En nuestra edición del lunes anterior, se mostró el grado de desactualización de las multas en materia de tránsito. Estas se fijaron en 1993 y no se han modificado en estos años. Todo lo demás, sin embargo, ha aumentado de precio. Por ello, infracciones tan graves como la falta de licencia y el manejar en forma temeraria o en estado de ebriedad se sancionan con una multa de ¢20.000 que, si se hubieran actualizado, al ritmo de la inflación, ascenderían a ¢92.000, una multa, además, que, en otros países, se calificaría como complaciente. Para endurecer las multas se enviaron sendos proyectos de ley en el 2000 y en el 2003, pero seguramente los diputados desconocen la realidad nacional y no han tomado conciencia de la gravedad de este problema social, o bien, creen que se exponen a perder la popularidad. Confiamos en que sus sucesores procedan con más responsabilidad y sentido de la vida y del interés público.

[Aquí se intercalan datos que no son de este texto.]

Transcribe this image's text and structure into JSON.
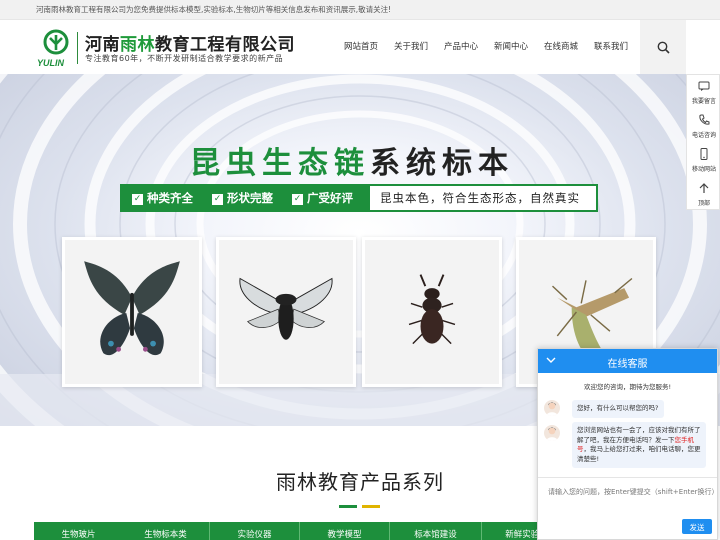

Es un hecho comprobado en todos los países que la dureza de las sanciones y su observancia fiel representa el medio más eficaz para reducir el número de accidentes, esto es, de luchar por la vida y la integridad física. En nuestro país, ocurre lo contrario. Todo conspira contra todo esfuerzo de orden y razonable sanción. El caso de la revisión técnica es típico. Este deber esencial, personal y social, se ha convertido en instrumento demagógico en manos de no pocos que, en el pasado, hicieron de la revisión un acto de corrupción y de inseguridad vial. El colmo de la liviandad es la actitud de dos candidatos presidenciales en esta campaña. Para estos el enemigo público es la revisión técnica, no la irresponsabilidad de los conductores y la falta de sanciones que, en verdad, induzcan a estos a respetar las normas y a las personas. Esta mentalidad populista nos revela cuán difícil es acometer la solución de los problemas del país, como la inobservancia colectiva de las leyes de Tránsito, cuando se ha de proceder con autoridad y rigurosidad.